Moving Beyond the Mean: Analyzing Variance in Software Engineering Experiments
This addresses a methodological gap in software engineering research by highlighting the importance of variance analysis, though it is incremental as it builds on established statistical concepts from other disciplines.
The paper tackles the problem of software engineering experiments relying solely on mean-based analyses, which can be misleading when variances differ across treatments, and demonstrates through simulation and a real industrial experiment on Test-Driven Development that considering variance can better inform technology adoption risks, showing that technologies with smaller variances may be more desirable for minimizing risk.

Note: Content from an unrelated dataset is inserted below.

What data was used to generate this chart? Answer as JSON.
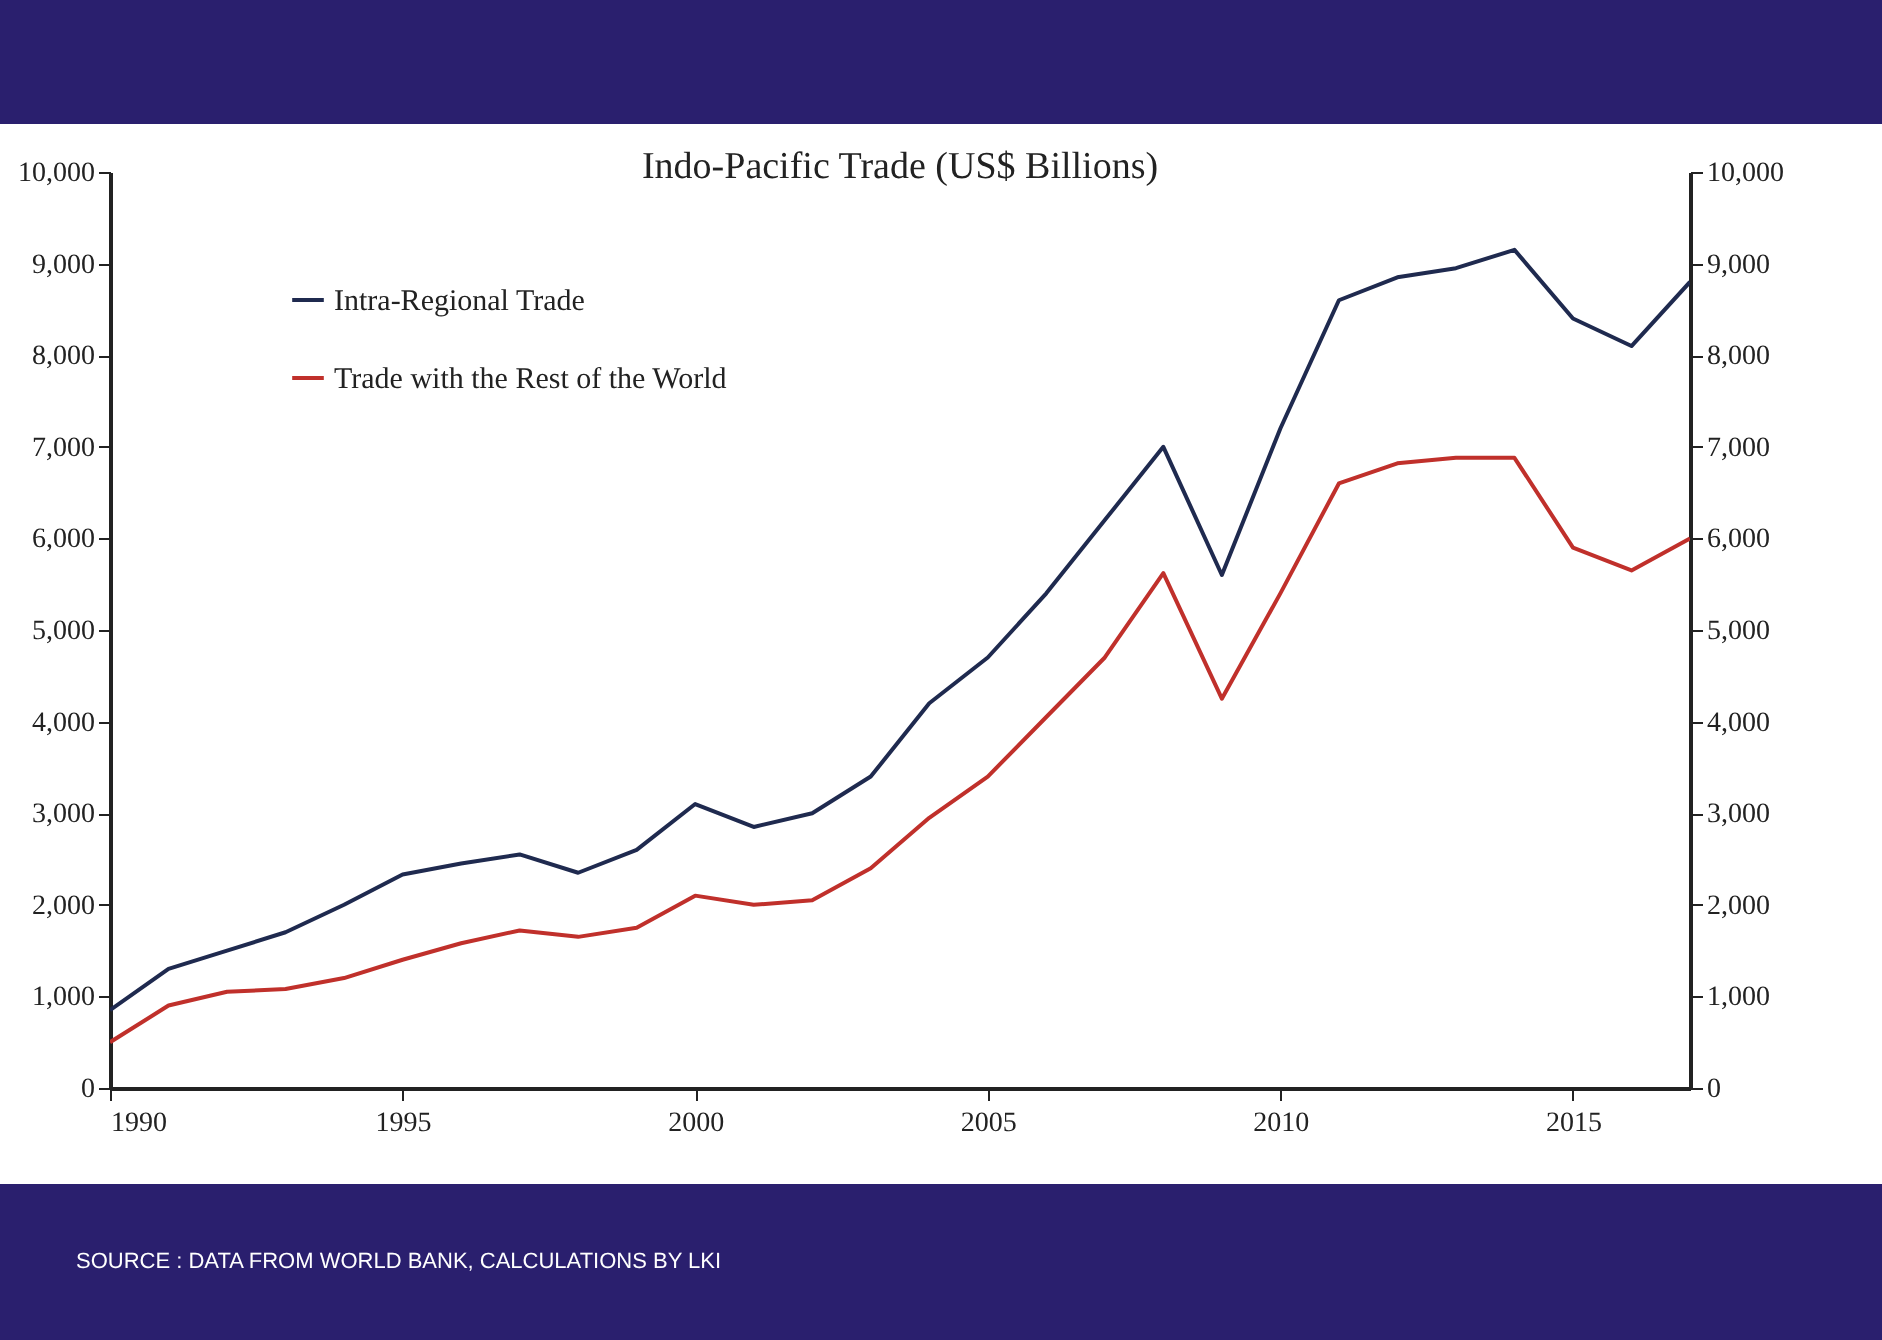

Software Engineering (SE) experiments are traditionally analyzed with statistical tests (e.g., t-tests, ANOVAs, etc.) that assume equally spread data across treatments (i.e., the homogeneity of variances assumption). Differences across treatments' variances in SE are not seen as an opportunity to gain insights on technology performance, but instead, as a hindrance to analyze the data. We have studied the role of variance in mature experimental disciplines such as medicine. We illustrate the extent to which variance may inform on technology performance by means of simulation. We analyze a real-life industrial experiment on Test-Driven Development (TDD) where variance may impact technology desirability. Evaluating the performance of technologies just based on means-as traditionally done in SE-may be misleading. Technologies that make developers resemble more to each other (i.e., technologies with smaller variances) may be more suitable if the aim is minimizing the risk of adopting them in real practice.